Partha wrote:A weaker dollar isn't necessarily bad. It makes American produced goods marginally less expensive than foreign goods. I would think that would make you sport wood... the thought of a resurgence of manufacturing jobs for the American working class.
Except, of course, there will not be such a resurgence. There might be a small uptick, but no resurgence - certainly not enough to cover what we've lost over the last 20-30 years. Ask honestly if any of the local manufacturers who moved jobs overseas are REALLY going to move them back into your area after just a few years. The answer is, of course, no.
A weaker dollar isn't bad if you already have money. A weaker dollar when you don't only makes things worse.
In a consumer economy, you can't have a strong currency AND economic conditions which favor holding manufacturing jobs here. Liquid markets just don't work that way. So you're talking about shit you obviously know little about, or you're just bitter. Probably both.
If you want to reverse the trade deficit, or adjust it where Americans are buying less from other countries and more American produced goods, you have to make the price of those goods comparable to the price of foreign-made goods. (And tehn there's a quality issue, but we'll leave that alone for now). There are only a few ways to make the price comparable. Be more efficient, and spend less to make the goods, or, have a devalued dollar, and make the cost comparatively less against other currencies.

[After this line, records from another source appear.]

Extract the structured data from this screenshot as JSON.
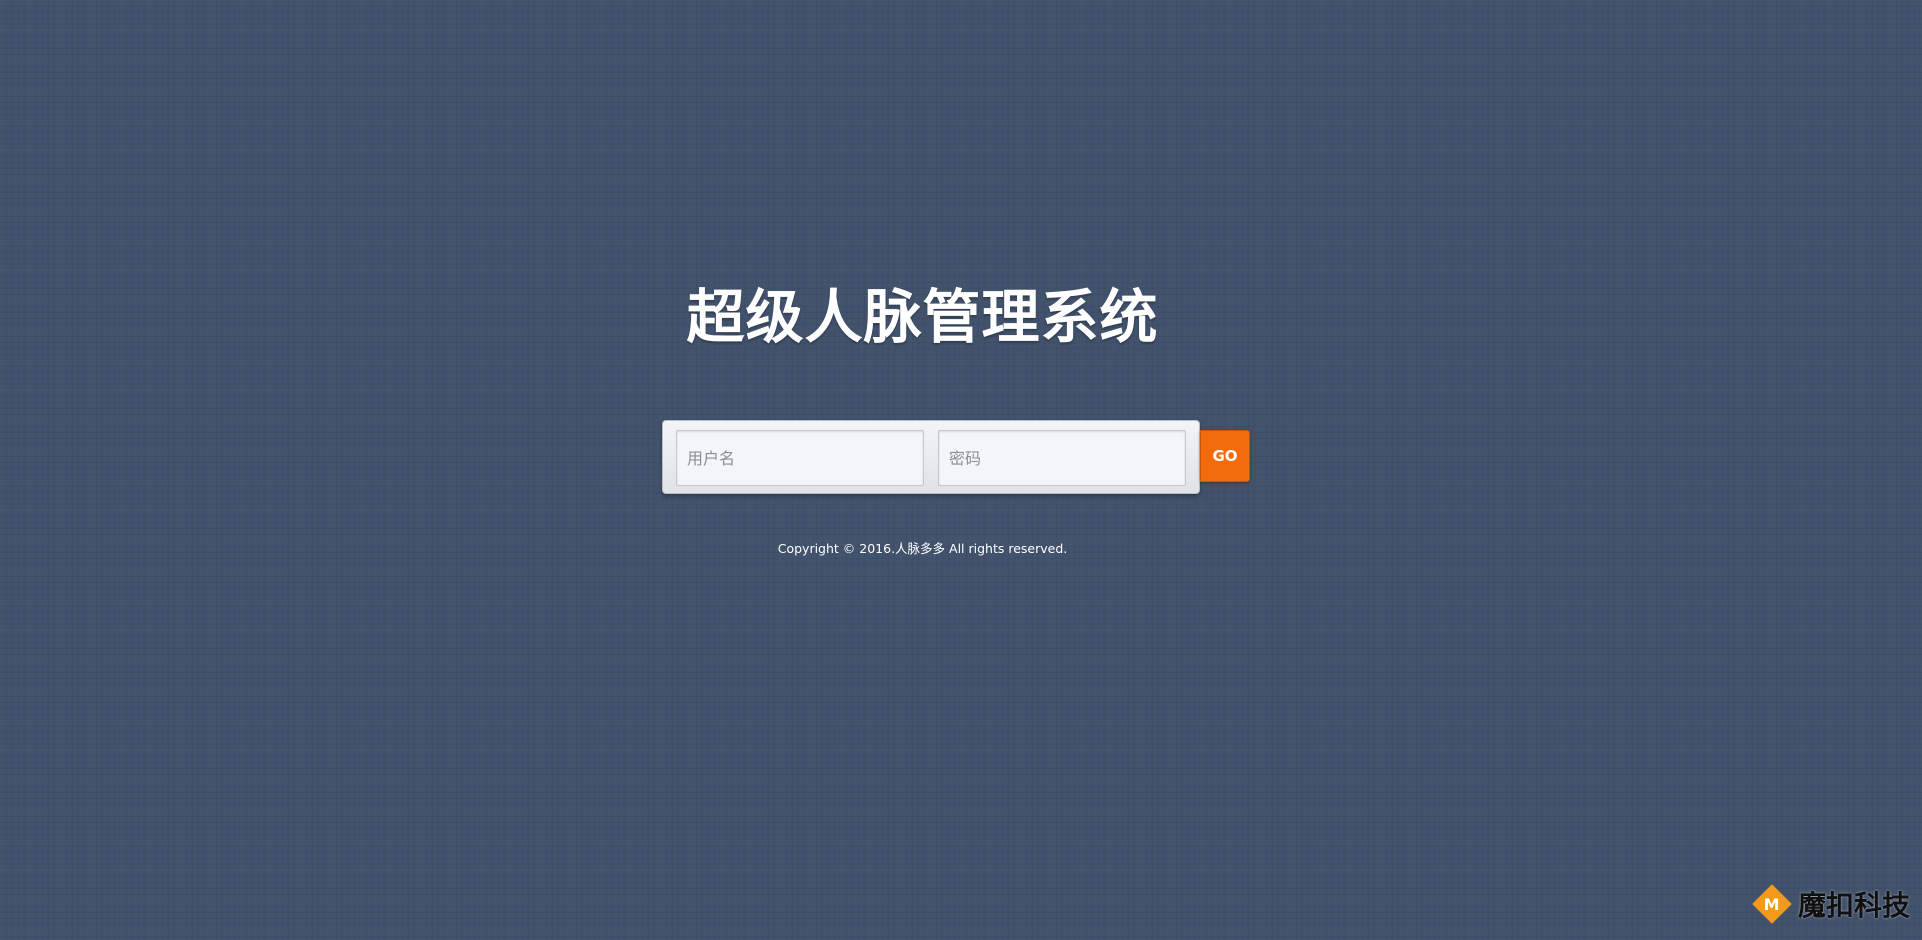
{
  "title": "超级人脉管理系统",
  "login": {
    "username_placeholder": "用户名",
    "password_placeholder": "密码",
    "submit_label": "GO"
  },
  "footer": {
    "copyright": "Copyright © 2016.人脉多多 All rights reserved."
  },
  "watermark": {
    "logo_letter": "M",
    "text": "魔扣科技"
  },
  "colors": {
    "background": "#42536e",
    "accent": "#f26c0e",
    "watermark_logo": "#f39a1d"
  }
}
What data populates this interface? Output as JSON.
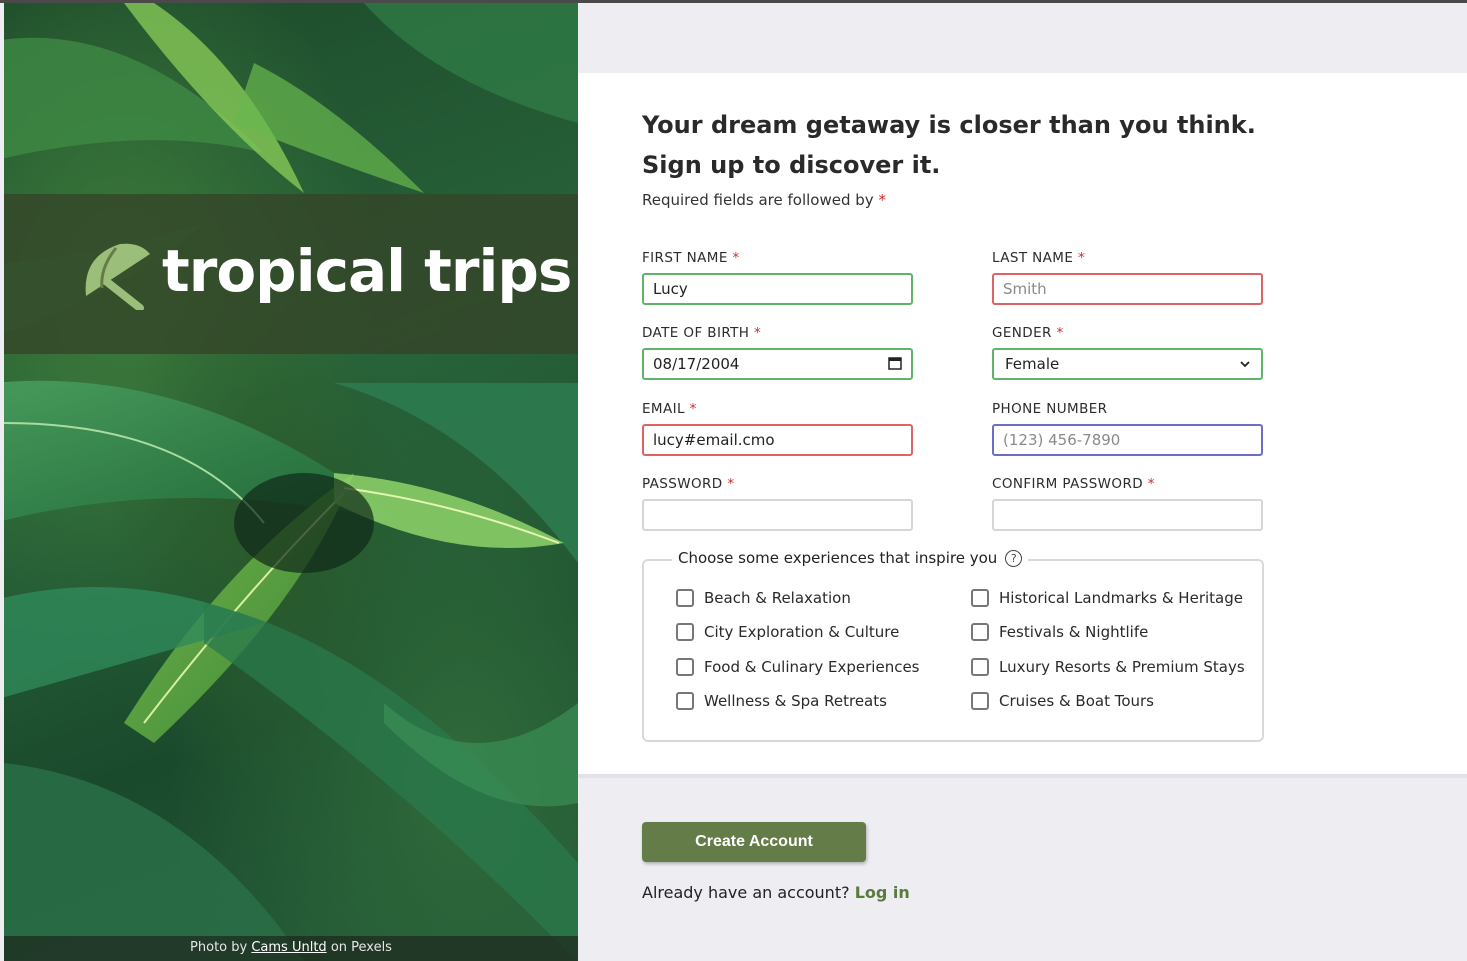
{
  "brand": {
    "name": "tropical trips",
    "logo_icon": "umbrella-icon"
  },
  "photo_credit": {
    "prefix": "Photo by",
    "author": "Cams Unltd",
    "suffix": "on Pexels"
  },
  "heading": {
    "line1": "Your dream getaway is closer than you think.",
    "line2": "Sign up to discover it."
  },
  "required_note": "Required fields are followed by",
  "required_marker": "*",
  "fields": {
    "first_name": {
      "label": "FIRST NAME",
      "value": "Lucy",
      "placeholder": "",
      "state": "valid"
    },
    "last_name": {
      "label": "LAST NAME",
      "value": "",
      "placeholder": "Smith",
      "state": "invalid"
    },
    "dob": {
      "label": "DATE OF BIRTH",
      "value": "08/17/2004",
      "state": "valid"
    },
    "gender": {
      "label": "GENDER",
      "value": "Female",
      "state": "valid"
    },
    "email": {
      "label": "EMAIL",
      "value": "lucy#email.cmo",
      "placeholder": "",
      "state": "invalid"
    },
    "phone": {
      "label": "PHONE NUMBER",
      "value": "",
      "placeholder": "(123) 456-7890",
      "state": "focused"
    },
    "password": {
      "label": "PASSWORD",
      "value": ""
    },
    "confirm_password": {
      "label": "CONFIRM PASSWORD",
      "value": ""
    }
  },
  "experiences": {
    "legend": "Choose some experiences that inspire you",
    "help_icon": "question-circle-icon",
    "options": [
      {
        "label": "Beach & Relaxation",
        "checked": false
      },
      {
        "label": "Historical Landmarks & Heritage",
        "checked": false
      },
      {
        "label": "City Exploration & Culture",
        "checked": false
      },
      {
        "label": "Festivals & Nightlife",
        "checked": false
      },
      {
        "label": "Food & Culinary Experiences",
        "checked": false
      },
      {
        "label": "Luxury Resorts & Premium Stays",
        "checked": false
      },
      {
        "label": "Wellness & Spa Retreats",
        "checked": false
      },
      {
        "label": "Cruises & Boat Tours",
        "checked": false
      }
    ]
  },
  "submit_label": "Create Account",
  "login": {
    "prompt": "Already have an account?",
    "link": "Log in"
  },
  "colors": {
    "brand_green": "#647d48",
    "valid_border": "#5fb46a",
    "invalid_border": "#dc6464",
    "focus_border": "#6a6ec8",
    "required_star": "#cc2b2b"
  }
}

We've done pretty well at the first. Americans are pretty damned efficient when it comes to producing more goods per hour worked. But it isn't enough, obviously. The dollar, relative to other currencies, has to adjust downward.

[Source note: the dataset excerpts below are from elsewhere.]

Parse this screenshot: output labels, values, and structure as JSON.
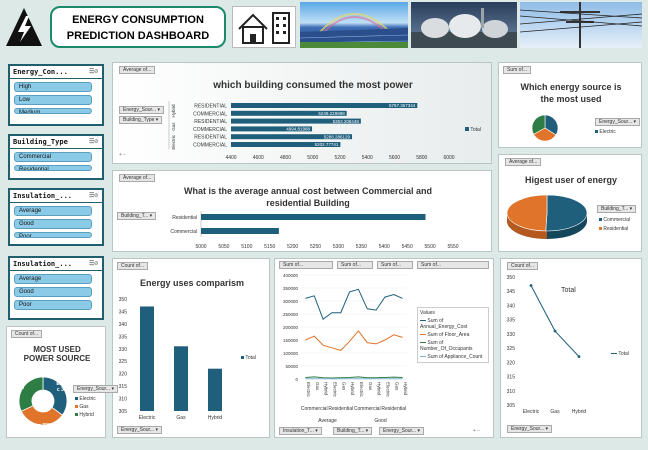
{
  "header": {
    "title_line1": "ENERGY CONSUMPTION",
    "title_line2": "PREDICTION DASHBOARD"
  },
  "slicers": [
    {
      "title": "Energy_Con...",
      "items": [
        "High",
        "Low",
        "Medium"
      ]
    },
    {
      "title": "Building_Type",
      "items": [
        "Commercial",
        "Residential"
      ]
    },
    {
      "title": "Insulation_...",
      "items": [
        "Average",
        "Good",
        "Poor"
      ]
    },
    {
      "title": "Insulation_...",
      "items": [
        "Average",
        "Good",
        "Poor"
      ]
    }
  ],
  "building_chart": {
    "field_btn": "Average of...",
    "title": "which building consumed the most power",
    "filter1": "Energy_Sour...",
    "filter2": "Building_Type",
    "legend": "Total",
    "groups": [
      "Hybrid",
      "Gas",
      "Electric"
    ],
    "bars": [
      {
        "group": "Hybrid",
        "label": "RESIDENTIAL",
        "value": 5767.36,
        "text": "5767.367344"
      },
      {
        "group": "Hybrid",
        "label": "COMMERCIAL",
        "value": 5249.22,
        "text": "5249.229998"
      },
      {
        "group": "Gas",
        "label": "RESIDENTIAL",
        "value": 5353.21,
        "text": "5353.208448"
      },
      {
        "group": "Gas",
        "label": "COMMERCIAL",
        "value": 4994.82,
        "text": "4994.81988"
      },
      {
        "group": "Electric",
        "label": "RESIDENTIAL",
        "value": 5288.29,
        "text": "5288.286129"
      },
      {
        "group": "Electric",
        "label": "COMMERCIAL",
        "value": 5202.78,
        "text": "5202.77741"
      }
    ],
    "ticks": [
      "4400",
      "4600",
      "4800",
      "5000",
      "5200",
      "5400",
      "5600",
      "5800",
      "6000"
    ],
    "xlim": [
      4400,
      6000
    ]
  },
  "cost_chart": {
    "field_btn": "Average of...",
    "title_line1": "What is the average annual cost between Commercial and",
    "title_line2": "residential Building",
    "filter": "Building_T...",
    "bars": [
      {
        "label": "Residential",
        "value": 5490
      },
      {
        "label": "Commercial",
        "value": 5170
      }
    ],
    "ticks": [
      "5000",
      "5050",
      "5100",
      "5150",
      "5200",
      "5250",
      "5300",
      "5350",
      "5400",
      "5450",
      "5500",
      "5550"
    ],
    "xlim": [
      5000,
      5550
    ]
  },
  "source_pie": {
    "field_btn": "Sum of...",
    "title_line1": "Which energy source is",
    "title_line2": "the most used",
    "filter": "Energy_Sour...",
    "legend": "Electric",
    "slices": [
      34,
      33,
      33
    ],
    "colors": [
      "#1f5f7c",
      "#e0742a",
      "#2e7d44"
    ]
  },
  "user_pie": {
    "field_btn": "Average of...",
    "title": "Higest user of energy",
    "filter": "Building_T...",
    "legend": [
      "Commercial",
      "Residential"
    ],
    "slices": [
      50.5,
      49.5
    ],
    "colors": [
      "#1f5f7c",
      "#e0742a"
    ]
  },
  "uses_bar": {
    "field_btn": "Count of...",
    "title": "Energy uses comparism",
    "legend": "Total",
    "filter": "Energy_Sour...",
    "categories": [
      "Electric",
      "Gas",
      "Hybrid"
    ],
    "values": [
      347,
      331,
      322
    ],
    "ticks": [
      "305",
      "310",
      "315",
      "320",
      "325",
      "330",
      "335",
      "340",
      "345",
      "350"
    ],
    "ylim": [
      305,
      350
    ]
  },
  "donut": {
    "field_btn": "Count of...",
    "title_line1": "MOST USED",
    "title_line2": "POWER SOURCE",
    "labels": [
      "Electric 35%",
      "Gas 33%",
      "Hybrid 32%"
    ],
    "text_electric": "Electri c 35%",
    "text_gas": "Gas 33%",
    "text_hybrid": "Hybrid 32%",
    "values": [
      35,
      33,
      32
    ],
    "legend": [
      "Electric",
      "Gas",
      "Hybrid"
    ],
    "colors": [
      "#1f5f7c",
      "#e0742a",
      "#2e7d44"
    ],
    "filter": "Energy_Sour..."
  },
  "line_chart": {
    "btns": [
      "Sum of...",
      "Sum of...",
      "Sum of..."
    ],
    "top_btn": "Sum of...",
    "legend_title": "Values",
    "series": [
      {
        "name": "Sum of Annual_Energy_Cost",
        "color": "#1f5f7c",
        "values": [
          310000,
          320000,
          230000,
          255000,
          255000,
          335000,
          345000,
          270000,
          265000,
          315000,
          325000,
          310000
        ]
      },
      {
        "name": "Sum of Floor_Area",
        "color": "#e0742a",
        "values": [
          150000,
          165000,
          130000,
          120000,
          110000,
          145000,
          185000,
          140000,
          135000,
          150000,
          170000,
          160000
        ]
      },
      {
        "name": "Sum of Number_Of_Occupants",
        "color": "#2e7d44",
        "values": [
          6000,
          8000,
          5000,
          4000,
          5000,
          6000,
          8000,
          5000,
          5000,
          6000,
          7000,
          6000
        ]
      },
      {
        "name": "Sum of Appliance_Count",
        "color": "#7fb3d5",
        "values": [
          1000,
          1000,
          1000,
          1000,
          1000,
          1000,
          1000,
          1000,
          1000,
          1000,
          1000,
          1000
        ]
      }
    ],
    "sources": [
      "Electric",
      "Gas",
      "Hybrid",
      "Electric",
      "Gas",
      "Hybrid",
      "Electric",
      "Gas",
      "Hybrid",
      "Electric",
      "Gas",
      "Hybrid"
    ],
    "buildings": [
      "Commercial",
      "Residential",
      "Commercial",
      "Residential"
    ],
    "insulation": [
      "Average",
      "Good"
    ],
    "ticks": [
      "0",
      "50000",
      "100000",
      "150000",
      "200000",
      "250000",
      "300000",
      "350000",
      "400000"
    ],
    "ylim": [
      0,
      400000
    ],
    "filters": [
      "Insulation_T...",
      "Building_T...",
      "Energy_Sour..."
    ]
  },
  "trend_chart": {
    "field_btn": "Count of...",
    "title": "Total",
    "legend": "Total",
    "filter": "Energy_Sour...",
    "categories": [
      "Electric",
      "Gas",
      "Hybrid"
    ],
    "values": [
      347,
      331,
      322
    ],
    "ticks": [
      "305",
      "310",
      "315",
      "320",
      "325",
      "330",
      "335",
      "340",
      "345",
      "350"
    ],
    "ylim": [
      305,
      350
    ]
  }
}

Its a two-edged sword, really. A coninued devaluation of the dollar WILL result in more more jobs here. Simple high school economics on that one. But the real kicker is the money that fuels the stock market. As other countires' economies heat up, that money will chase the hot growth. That leads to a slowdown here in the US, which further devalues the dollar, and starts to impart recessionary pressures in the economy. Personally, I don't think inflationary pressures are the bigger concern. They can be controlled by the Fed. However, the trick the Fed will face is tightening the money supply, without adding to recessionary pressures. If you make the money so hard to get that no one can spend, well, welcome to recession-land.
Inflation = too much money to spend
Recession = Not enough money to spend
Correction Mr. President, I DID build this, and please give Lurker a hug, we wouldn't want to damage his self-esteem.